Let $G$ be a group, let $N$ be a normal subgroup of $G$ and let $S$ be a subgroup of $G$. If $S \cap N$ is normal in $N$ and $N / S\cap N$ is free abelian, is $S$ normal in $SN$?
I guess this is not true, but does $SN / S$ have a group structure? If I consider the set of left cosets of $SN$ in $S$, there is a still a bijection $$\{ g S \cap N \mid g\in N \} \mapsto \{g S \mid g\in SN\},$$ so can we define an operation in $SN/ S$ based on that bijection?
On
Let $$ G= \left(% \begin{array}{cc} \pm1 & \mathbb{Z} \\ 0 & \pm1 \\ \end{array}% \right),\ N= \left(% \begin{array}{cc} 1 & \mathbb{Z} \\ 0 & 1 \\ \end{array}% \right),\ S= \left(% \begin{array}{cc} \pm1 & 0 \\ 0 & \pm1 \\ \end{array}% \right). $$ Then $N$ is a normal subgroup of $G$, $NS=G$, $S\cap N=\{e\}$, and $N/S\cap N\cong\mathbb{Z}$. However, $S$ is not a normal subgroup in $G$. Further, if $g\in N$, then $gS\cap N=\{g\}$ and the operation on $SN/S$ can be defined, but whether it will be useful is not clear.

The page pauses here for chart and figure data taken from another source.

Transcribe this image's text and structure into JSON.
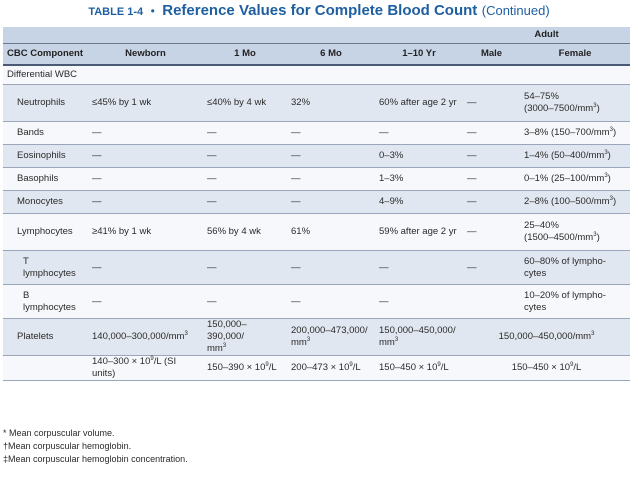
{
  "title": {
    "number": "TABLE 1-4",
    "bullet": "•",
    "main": "Reference Values for Complete Blood Count",
    "continued": "(Continued)"
  },
  "columns": {
    "component": "CBC Component",
    "newborn": "Newborn",
    "mo1": "1 Mo",
    "mo6": "6 Mo",
    "yr": "1–10 Yr",
    "adult": "Adult",
    "male": "Male",
    "female": "Female"
  },
  "section": "Differential WBC",
  "rows": [
    {
      "component": "Neutrophils",
      "newborn": "≤45% by 1 wk",
      "mo1": "≤40% by 4 wk",
      "mo6": "32%",
      "yr": "60% after age 2 yr",
      "male": "—",
      "female_a": "54–75%",
      "female_b": "(3000–7500/mm",
      "female_sup": "3",
      "female_c": ")"
    },
    {
      "component": "Bands",
      "newborn": "—",
      "mo1": "—",
      "mo6": "—",
      "yr": "—",
      "male": "—",
      "female_a": "3–8% (150–700/mm",
      "female_sup": "3",
      "female_c": ")"
    },
    {
      "component": "Eosinophils",
      "newborn": "—",
      "mo1": "—",
      "mo6": "—",
      "yr": "0–3%",
      "male": "—",
      "female_a": "1–4% (50–400/mm",
      "female_sup": "3",
      "female_c": ")"
    },
    {
      "component": "Basophils",
      "newborn": "—",
      "mo1": "—",
      "mo6": "—",
      "yr": "1–3%",
      "male": "—",
      "female_a": "0–1% (25–100/mm",
      "female_sup": "3",
      "female_c": ")"
    },
    {
      "component": "Monocytes",
      "newborn": "—",
      "mo1": "—",
      "mo6": "—",
      "yr": "4–9%",
      "male": "—",
      "female_a": "2–8% (100–500/mm",
      "female_sup": "3",
      "female_c": ")"
    },
    {
      "component": "Lymphocytes",
      "newborn": "≥41% by 1 wk",
      "mo1": "56% by 4 wk",
      "mo6": "61%",
      "yr": "59% after age 2 yr",
      "male": "—",
      "female_a": "25–40%",
      "female_b": "(1500–4500/mm",
      "female_sup": "3",
      "female_c": ")"
    },
    {
      "component": "T lymphocytes",
      "newborn": "—",
      "mo1": "—",
      "mo6": "—",
      "yr": "—",
      "male": "—",
      "female_a": "60–80% of lympho-",
      "female_b": "cytes"
    },
    {
      "component": "B lymphocytes",
      "newborn": "—",
      "mo1": "—",
      "mo6": "—",
      "yr": "—",
      "male": "",
      "female_a": "10–20% of lympho-",
      "female_b": "cytes"
    }
  ],
  "platelets": {
    "label": "Platelets",
    "newborn": "140,000–300,000/mm",
    "mo1_a": "150,000–390,000/",
    "mo1_b": "mm",
    "mo6_a": "200,000–473,000/",
    "mo6_b": "mm",
    "yr_a": "150,000–450,000/",
    "yr_b": "mm",
    "adult": "150,000–450,000/mm",
    "sup": "3"
  },
  "si_row": {
    "newborn_a": "140–300 × 10",
    "newborn_b": "/L (SI units)",
    "mo1_a": "150–390 × 10",
    "mo1_b": "/L",
    "mo6_a": "200–473 × 10",
    "mo6_b": "/L",
    "yr_a": "150–450 × 10",
    "yr_b": "/L",
    "adult_a": "150–450 × 10",
    "adult_b": "/L",
    "sup": "9"
  },
  "footnotes": [
    "* Mean corpuscular volume.",
    "†Mean corpuscular hemoglobin.",
    "‡Mean corpuscular hemoglobin concentration."
  ],
  "colors": {
    "title": "#1e5fa0",
    "header_bg": "#c7d4e6",
    "row_shaded": "#e1e7f0",
    "row_light": "#f6f8fb"
  }
}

In general, no, you don't know if $S$ is normal in $SN$. Here's an example: take $N=\mathbb{Z}\times\mathbb{Z}$, $S=C_2$, the cyclic group of order $2$ generated by $x$, and let $S$ act on $N$ by exchanging coordinates. Then let $G=N\rtimes S$.

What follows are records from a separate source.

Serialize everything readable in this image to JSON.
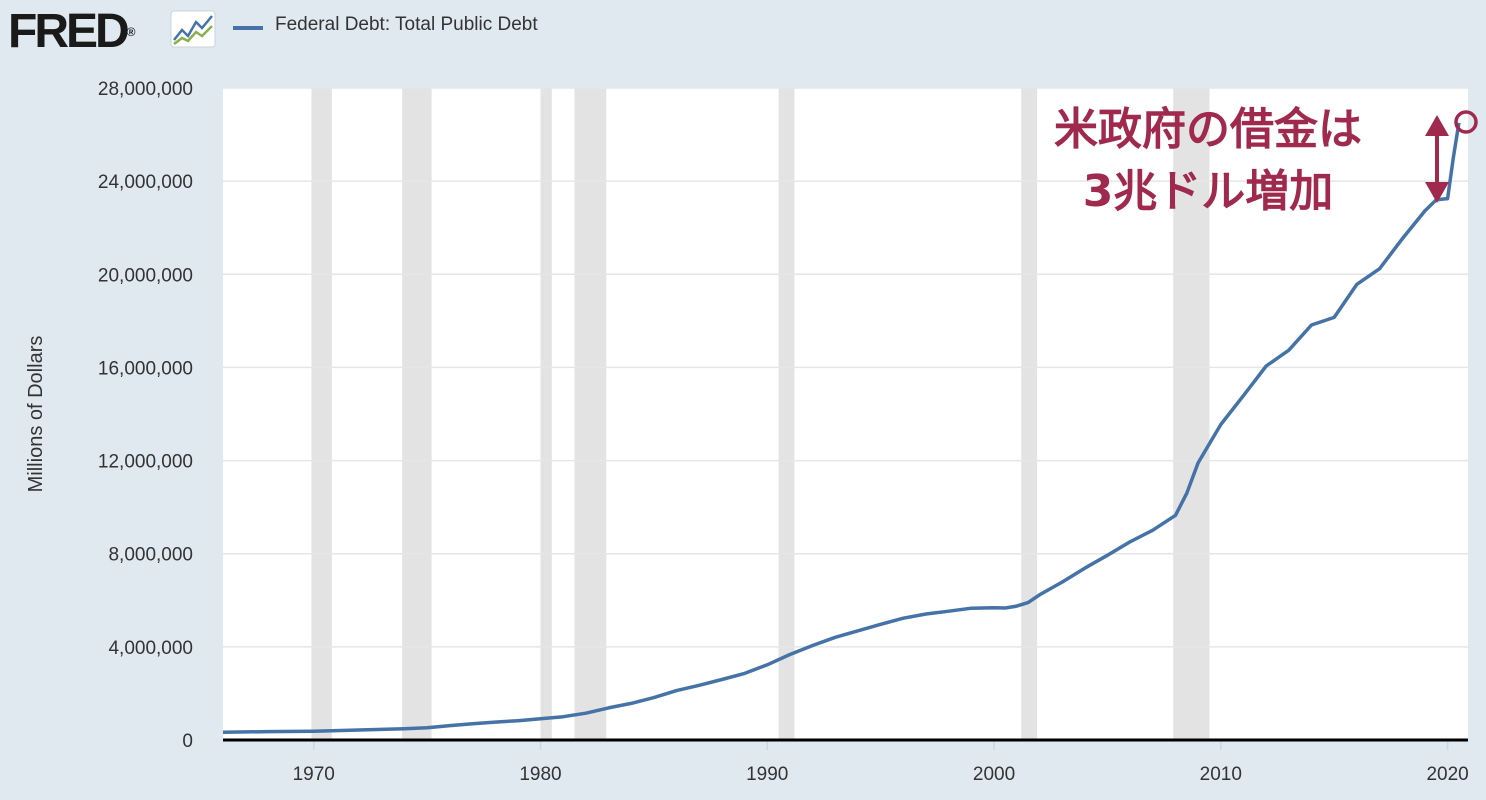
{
  "header": {
    "logo_text": "FRED",
    "registered_mark": "®",
    "legend_label": "Federal Debt: Total Public Debt"
  },
  "annotation": {
    "line1": "米政府の借金は",
    "line2": "3兆ドル増加",
    "color": "#a0294e"
  },
  "chart_data": {
    "type": "line",
    "title": "",
    "xlabel": "",
    "ylabel": "Millions of Dollars",
    "xlim": [
      1966,
      2020.9
    ],
    "ylim": [
      0,
      28000000
    ],
    "yticks": [
      0,
      4000000,
      8000000,
      12000000,
      16000000,
      20000000,
      24000000,
      28000000
    ],
    "ytick_labels": [
      "0",
      "4,000,000",
      "8,000,000",
      "12,000,000",
      "16,000,000",
      "20,000,000",
      "24,000,000",
      "28,000,000"
    ],
    "xticks": [
      1970,
      1980,
      1990,
      2000,
      2010,
      2020
    ],
    "xtick_labels": [
      "1970",
      "1980",
      "1990",
      "2000",
      "2010",
      "2020"
    ],
    "grid": true,
    "recessions": [
      [
        1969.9,
        1970.8
      ],
      [
        1973.9,
        1975.2
      ],
      [
        1980.0,
        1980.5
      ],
      [
        1981.5,
        1982.9
      ],
      [
        1990.5,
        1991.2
      ],
      [
        2001.2,
        2001.9
      ],
      [
        2007.9,
        2009.5
      ]
    ],
    "series": [
      {
        "name": "Federal Debt: Total Public Debt",
        "color": "#4572a7",
        "x": [
          1966,
          1968,
          1970,
          1972,
          1974,
          1975,
          1976,
          1977,
          1978,
          1979,
          1980,
          1981,
          1982,
          1983,
          1984,
          1985,
          1986,
          1987,
          1988,
          1989,
          1990,
          1991,
          1992,
          1993,
          1994,
          1995,
          1996,
          1997,
          1998,
          1999,
          2000,
          2000.5,
          2001,
          2001.5,
          2002,
          2003,
          2004,
          2005,
          2006,
          2007,
          2008,
          2008.5,
          2009,
          2010,
          2011,
          2012,
          2013,
          2014,
          2015,
          2016,
          2017,
          2018,
          2019,
          2019.5,
          2020,
          2020.25,
          2020.5
        ],
        "values": [
          330000,
          360000,
          380000,
          430000,
          480000,
          530000,
          620000,
          700000,
          770000,
          830000,
          910000,
          1000000,
          1150000,
          1380000,
          1570000,
          1820000,
          2120000,
          2350000,
          2600000,
          2860000,
          3230000,
          3670000,
          4060000,
          4410000,
          4690000,
          4970000,
          5230000,
          5410000,
          5530000,
          5660000,
          5680000,
          5670000,
          5750000,
          5900000,
          6230000,
          6780000,
          7380000,
          7930000,
          8510000,
          9010000,
          9650000,
          10600000,
          11900000,
          13550000,
          14790000,
          16060000,
          16740000,
          17820000,
          18150000,
          19570000,
          20240000,
          21520000,
          22720000,
          23200000,
          23250000,
          25000000,
          26500000
        ]
      }
    ]
  }
}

Then $S\cap N$ is trivial, which is normal in $N$; $N/(S\cap N)=N$ which is free abelian. $SN=G$. But $S$ is not normal in $G$, since for instance $$ \bigl((1,0),e\bigr)^{-1}\bigl((0,0),x\bigr)\bigl( (1,0),e\bigr) = \bigl( (-1,0),e\bigr)\bigl( (0,1),x\bigr) = \bigl( (-1,1),x\bigr)\notin S.$$
You are giving a bijection between the cosets of $S\cap N$ in $N$ and the cosets of $S$ in $SN$ by identifying the coset $n(S\cap N)$, $n\in N$, with the coset $nS$. This works, in that $n(S\cap N)=m(S\cap N)$ if and only if $m^{-1}n\in S\cap N\subseteq S$, hence $nS = mS$. Conversely, if $nS=mS$ then $m^{-1}n\in S$ and $m^{-1}n\in N$, so $n(S\cap N)=m(S\cap N)$. Thus the map is injective. And finally, any coset of $S$ in $SN$ is of the form $(sn)S$ for some $s\in S$, $n\in N$, which we can rewrite as $(sn)S = (sns^{-1})sS = (sns^{-1})S$, and $sns^{-1}\in N$, so every coset is of this form.
So you can certainly use transport of structure to give the cosets of $S$ in $SN$ the same group structure as $N/(S\cap N)$. The problem is that this group structure is not particularly natural.
Why? Because we don't get that $(xS)(yS)$ is necessarily equal to $xyS$ when $x,y \in SN$. Write $x=sn$, $y=s'n'$. Then as above, we have that $x$ corresponds to the coset $sns^{-1}(S\cap N)$, and $y$ corresponds to the coset $s'n'(s')^{-1}(S\cap N)$, so the "product" we are defining using transport of structure is that $$(xS)\odot(yS) = \Bigl( (sn)S\Bigr)\odot\Bigl((s'n')S\Bigr) = (sns^{-1})(s'n'(s')^{-1})S.$$ By contrast, $xyS = (sn)(s'n') = (ss')\bigl((s')^{-1}ns'\bigr)n'$, so this corresponds to the coset $(s')^{-1}ns'n'S$. And in general, you do not have $$(sns^{-1})(s'n'(s')^{-1})S = (s')^{-1}ns'n'S.$$ So the group structure you are giving to the cosets of $S$ in $SN$ is not the "natural" one, which probably makes it not particularly useful. You might as well give it a group structure by bijecting with a suitable free abelian group.